||The transmission of morse signals over short distances can be achieved simply by the rapid switching of a small incandescent lamp. As ranges increase, signalling speeds must decreased owing to a limitation of incandescent lamp technology. More powerful lamps are naturally required, and these contain larger filaments. The greater mass of metal takes longer to bring up to incandescent temperatures and longer to cool down, which causes pulses to blur together.
During the second world war there was an increased requirement for long-range signalling and faster lamps were required. A satisfactory solution was eventually achieved with this so-called rapid nigrescence incandescent lamp, developed for installation on the masthead of a ship. Rather than using one large filament, fourteen small filaments are employed. Due to the smaller wire diameter, their thermal inertia is low and the light-up time is fast. In order to decrease nigrescence (cooling) time, the bulb is filled with a helium-nitrogen mixture. On account of helium's high thermal conductivity the lamp is inefficient and short-lived.
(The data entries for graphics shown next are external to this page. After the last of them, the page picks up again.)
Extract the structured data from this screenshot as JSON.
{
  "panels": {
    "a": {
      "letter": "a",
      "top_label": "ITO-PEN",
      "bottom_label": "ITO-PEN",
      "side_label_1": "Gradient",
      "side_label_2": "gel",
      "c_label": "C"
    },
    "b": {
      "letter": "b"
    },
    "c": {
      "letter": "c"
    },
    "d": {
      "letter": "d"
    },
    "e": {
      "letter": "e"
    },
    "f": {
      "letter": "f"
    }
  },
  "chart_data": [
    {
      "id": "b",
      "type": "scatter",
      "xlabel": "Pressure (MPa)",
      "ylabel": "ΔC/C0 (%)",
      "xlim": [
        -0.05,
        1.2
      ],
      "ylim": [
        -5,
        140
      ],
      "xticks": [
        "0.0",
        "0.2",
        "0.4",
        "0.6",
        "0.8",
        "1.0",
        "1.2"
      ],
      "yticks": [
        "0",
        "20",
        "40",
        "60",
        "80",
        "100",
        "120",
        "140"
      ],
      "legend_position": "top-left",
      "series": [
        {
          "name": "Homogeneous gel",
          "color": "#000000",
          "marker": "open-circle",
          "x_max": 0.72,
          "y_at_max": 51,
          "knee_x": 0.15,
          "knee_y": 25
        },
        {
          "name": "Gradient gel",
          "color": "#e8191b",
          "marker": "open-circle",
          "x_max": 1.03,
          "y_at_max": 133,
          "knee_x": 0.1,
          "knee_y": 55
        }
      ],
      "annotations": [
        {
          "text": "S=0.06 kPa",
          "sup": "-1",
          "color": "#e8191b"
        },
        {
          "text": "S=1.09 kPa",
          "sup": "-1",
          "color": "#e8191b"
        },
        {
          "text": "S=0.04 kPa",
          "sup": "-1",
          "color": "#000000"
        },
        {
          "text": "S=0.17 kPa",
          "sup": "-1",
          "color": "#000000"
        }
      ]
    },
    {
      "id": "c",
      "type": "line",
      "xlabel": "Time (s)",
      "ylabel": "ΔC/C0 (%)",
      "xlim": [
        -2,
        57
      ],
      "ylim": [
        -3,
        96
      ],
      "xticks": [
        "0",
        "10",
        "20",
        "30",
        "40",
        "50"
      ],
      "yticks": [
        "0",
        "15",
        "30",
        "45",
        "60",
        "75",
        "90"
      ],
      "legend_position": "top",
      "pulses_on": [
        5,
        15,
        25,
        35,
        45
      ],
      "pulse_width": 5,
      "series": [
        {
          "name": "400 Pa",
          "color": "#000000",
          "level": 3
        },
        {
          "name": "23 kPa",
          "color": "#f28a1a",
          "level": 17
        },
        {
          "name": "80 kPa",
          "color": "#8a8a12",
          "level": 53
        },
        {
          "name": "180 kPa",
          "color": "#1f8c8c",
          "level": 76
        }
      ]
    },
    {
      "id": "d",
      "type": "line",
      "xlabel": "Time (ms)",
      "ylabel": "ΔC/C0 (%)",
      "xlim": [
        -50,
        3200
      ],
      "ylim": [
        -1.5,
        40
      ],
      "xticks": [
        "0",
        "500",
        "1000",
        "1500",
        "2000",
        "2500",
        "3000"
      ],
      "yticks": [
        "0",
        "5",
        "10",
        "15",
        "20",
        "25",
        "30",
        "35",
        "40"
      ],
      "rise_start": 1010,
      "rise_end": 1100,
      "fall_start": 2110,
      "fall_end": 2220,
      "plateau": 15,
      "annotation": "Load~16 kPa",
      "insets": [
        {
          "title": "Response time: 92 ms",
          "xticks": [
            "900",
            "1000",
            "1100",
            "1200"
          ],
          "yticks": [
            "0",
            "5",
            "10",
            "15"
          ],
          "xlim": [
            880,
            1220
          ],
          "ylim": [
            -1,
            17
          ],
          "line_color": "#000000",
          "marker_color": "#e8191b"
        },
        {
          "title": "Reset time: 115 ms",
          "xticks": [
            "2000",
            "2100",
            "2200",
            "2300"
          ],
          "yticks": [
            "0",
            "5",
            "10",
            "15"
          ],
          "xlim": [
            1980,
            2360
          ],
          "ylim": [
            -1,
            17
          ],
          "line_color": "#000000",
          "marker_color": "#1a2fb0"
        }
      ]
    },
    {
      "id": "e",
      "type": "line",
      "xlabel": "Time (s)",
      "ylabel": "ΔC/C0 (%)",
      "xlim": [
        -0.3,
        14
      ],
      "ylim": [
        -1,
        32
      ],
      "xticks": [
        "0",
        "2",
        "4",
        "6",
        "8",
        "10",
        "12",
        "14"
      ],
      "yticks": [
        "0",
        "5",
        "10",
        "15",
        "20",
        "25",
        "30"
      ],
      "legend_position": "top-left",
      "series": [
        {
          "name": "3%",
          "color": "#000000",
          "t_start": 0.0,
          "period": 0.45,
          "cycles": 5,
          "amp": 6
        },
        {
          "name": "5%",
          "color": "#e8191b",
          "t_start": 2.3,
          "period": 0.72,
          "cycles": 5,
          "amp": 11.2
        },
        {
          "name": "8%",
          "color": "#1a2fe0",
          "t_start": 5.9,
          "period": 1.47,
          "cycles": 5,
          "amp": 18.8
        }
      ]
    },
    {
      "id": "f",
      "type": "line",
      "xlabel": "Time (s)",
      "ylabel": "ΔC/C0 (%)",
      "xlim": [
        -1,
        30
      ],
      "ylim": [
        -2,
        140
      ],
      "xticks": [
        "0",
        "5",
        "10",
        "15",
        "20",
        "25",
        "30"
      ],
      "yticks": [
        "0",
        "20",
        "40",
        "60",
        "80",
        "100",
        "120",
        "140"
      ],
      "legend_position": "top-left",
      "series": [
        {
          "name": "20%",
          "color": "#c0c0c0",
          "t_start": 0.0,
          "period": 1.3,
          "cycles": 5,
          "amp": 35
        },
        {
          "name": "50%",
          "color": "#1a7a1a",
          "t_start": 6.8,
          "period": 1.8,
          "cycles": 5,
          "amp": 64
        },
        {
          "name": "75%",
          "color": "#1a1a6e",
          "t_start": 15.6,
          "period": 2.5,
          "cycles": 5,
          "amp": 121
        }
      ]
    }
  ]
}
The filaments are mounted in a series of vertical rings on a complex wire frame, to form a relatively compact source. This is located at the centre of a spherical bulb, one side of which is mirroed so as to project a beam of high luminous intensity. It is equipped with with a pre-focus cap for accurate alignment in the optical system. Interestingly, the hand-made glass stem assembly employs the old-fashioned Jaeger construction, in which the exhaust tube pierces one side of the stem rather being integrated into the pinch-seal. Today these lamps have been superseded by mechanical shutters to interrupt the beam of a standard lamp.